Kafka Consumer Offset in Detail

Offset ss the critical detail that allows consumer to operate independently. How Kafka manages the consumer offset is an important thing to understand.

Different categories of offsets, when an individual is reading from a partitions it has to establish what it has read

  • last committed offset – we are looking at it from a partition point of view.
  • current position – As the consumer reads messages, it tracks it. The position *advance. Advances with consumer.
  • long-end offset – the end of the messages log.
  • un-committed offset – Between last committed offset and current position It is important to understand what creates this gap and how to fix this.

Kafka offset gap.png

Storing of Offsets

These are stored in Kafka in a topic called __consumer_offsets.

./kafka/bin/kafka-topics.sh  --bootstrap-server localhost:9092 --describe --topic __consumer_offsets

Consumer Groups

In order to scale horizontally the load you can create a consumer group. There a various parameters which control this.
Kafka Consumer Groups.png
For multiple applications you can create multiple consumer groups you can create and second group.
Kafka Multi ConsumerGroups.png

Key Consumer Configuration

The following were highlighted as key consumer configuration parameters

  • fetch.min.bytes
    • Sets a minimum threshold for size-based batching.
  • max.fetch.wait.ms
  • max.partition.fetch.bytes
    • Sets a maximum limit in bytes on how much data is returned for each partition, which must always be larger than the number of bytes set in the broker or topic configuration for max.message.bytes
  • max.poll.records
    • Sets the number of processed records returned from the consumer. You can use the max.poll.records property to set a maximum limit on the number of records returned from the consumer buffer, allowing your application to process fewer records within the max.poll.interval.ms

Kafka Ecosystem

Use Cases

Key use cases for Kafka are

  • Connecting disparate sources of data
  • Large-scale data movement pipelines (Replacing ETL solutions)
  • "Big Data" Integration

Challenges

Governance And Evolution

With large data base movement of large data there are problems with governance. Management of serializers in consumers and producers need to managed. This is where confluent comes in with the Kafka Schema Registry. You can use the Apache Avro serialization format and build RESTful service discovery and Compatibility broker.

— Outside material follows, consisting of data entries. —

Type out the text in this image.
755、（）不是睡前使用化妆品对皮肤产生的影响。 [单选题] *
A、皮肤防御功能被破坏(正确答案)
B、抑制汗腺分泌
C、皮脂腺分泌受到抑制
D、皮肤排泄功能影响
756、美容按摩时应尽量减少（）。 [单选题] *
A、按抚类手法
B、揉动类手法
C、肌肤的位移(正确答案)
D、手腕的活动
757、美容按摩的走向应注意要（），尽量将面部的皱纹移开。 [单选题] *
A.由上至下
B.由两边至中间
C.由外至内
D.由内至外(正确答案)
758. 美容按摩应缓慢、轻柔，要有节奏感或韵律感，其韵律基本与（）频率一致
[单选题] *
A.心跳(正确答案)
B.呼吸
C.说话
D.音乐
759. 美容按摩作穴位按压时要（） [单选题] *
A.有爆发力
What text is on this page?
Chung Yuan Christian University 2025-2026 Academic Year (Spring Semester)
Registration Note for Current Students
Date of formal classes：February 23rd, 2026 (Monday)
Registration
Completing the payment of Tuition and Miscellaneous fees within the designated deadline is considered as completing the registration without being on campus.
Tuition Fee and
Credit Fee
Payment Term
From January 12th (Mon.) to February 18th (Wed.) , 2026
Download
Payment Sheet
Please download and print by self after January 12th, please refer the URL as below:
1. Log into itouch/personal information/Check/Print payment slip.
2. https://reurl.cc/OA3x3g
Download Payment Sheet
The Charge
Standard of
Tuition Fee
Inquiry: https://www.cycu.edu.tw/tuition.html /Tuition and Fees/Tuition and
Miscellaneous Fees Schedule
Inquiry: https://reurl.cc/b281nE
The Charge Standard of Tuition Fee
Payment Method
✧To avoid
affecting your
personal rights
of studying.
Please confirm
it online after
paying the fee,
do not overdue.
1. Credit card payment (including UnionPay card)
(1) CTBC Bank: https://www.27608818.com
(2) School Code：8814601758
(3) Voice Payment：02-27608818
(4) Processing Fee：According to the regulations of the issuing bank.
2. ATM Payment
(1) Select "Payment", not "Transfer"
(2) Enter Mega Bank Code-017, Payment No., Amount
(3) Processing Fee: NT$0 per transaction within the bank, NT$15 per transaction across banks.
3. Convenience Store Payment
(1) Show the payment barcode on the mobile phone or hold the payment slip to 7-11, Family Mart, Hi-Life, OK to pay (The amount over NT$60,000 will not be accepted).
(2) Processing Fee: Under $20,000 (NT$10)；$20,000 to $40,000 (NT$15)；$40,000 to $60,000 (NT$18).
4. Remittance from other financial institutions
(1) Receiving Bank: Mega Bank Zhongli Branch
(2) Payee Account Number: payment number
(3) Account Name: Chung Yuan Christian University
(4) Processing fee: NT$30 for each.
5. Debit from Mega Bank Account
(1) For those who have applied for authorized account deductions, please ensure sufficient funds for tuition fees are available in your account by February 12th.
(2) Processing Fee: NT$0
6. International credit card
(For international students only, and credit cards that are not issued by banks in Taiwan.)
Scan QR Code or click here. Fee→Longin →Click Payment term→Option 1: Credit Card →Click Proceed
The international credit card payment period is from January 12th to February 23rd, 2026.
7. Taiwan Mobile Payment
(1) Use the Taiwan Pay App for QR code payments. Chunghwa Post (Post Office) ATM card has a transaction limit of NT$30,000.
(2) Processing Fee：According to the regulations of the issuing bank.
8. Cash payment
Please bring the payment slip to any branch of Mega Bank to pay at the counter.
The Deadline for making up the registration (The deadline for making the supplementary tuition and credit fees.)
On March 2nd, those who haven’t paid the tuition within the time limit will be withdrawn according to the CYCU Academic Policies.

Consistency and Productivity

To solve connect issues Kafta provides Apache Kafka connect. This provides a common framework for integration. Standardizing common approaches along with Producers and Consumers. Some of the larger companies are now providing Platform connectors like HP and Oracle.

Fast Data

All of the distributed solution come with there own APIs and Cluster based management approach including Kafka.
To help reduce this, Kafka built a client library called Kafka Streams to provide stream based processing. Kafka FastData.png

Terms

  • Log shipping is the process of automating the backup of transaction log files on a primary (production) database server, and then restoring them onto a standby server.
  • Message Broker is an intermediary computer program module that translates a message from the formal messaging protocol of the sender to the formal messaging protocol of the receiver
  • ZooKeeper is essentially a service for distributed systems offering a hierarchical key-value store, which is used to provide a distributed configuration service, synchronization service, and naming registry for large distributed systems (see Use cases). ZooKeeper was a sub-project of Hadoop but is now a top-level Apache project in its own right.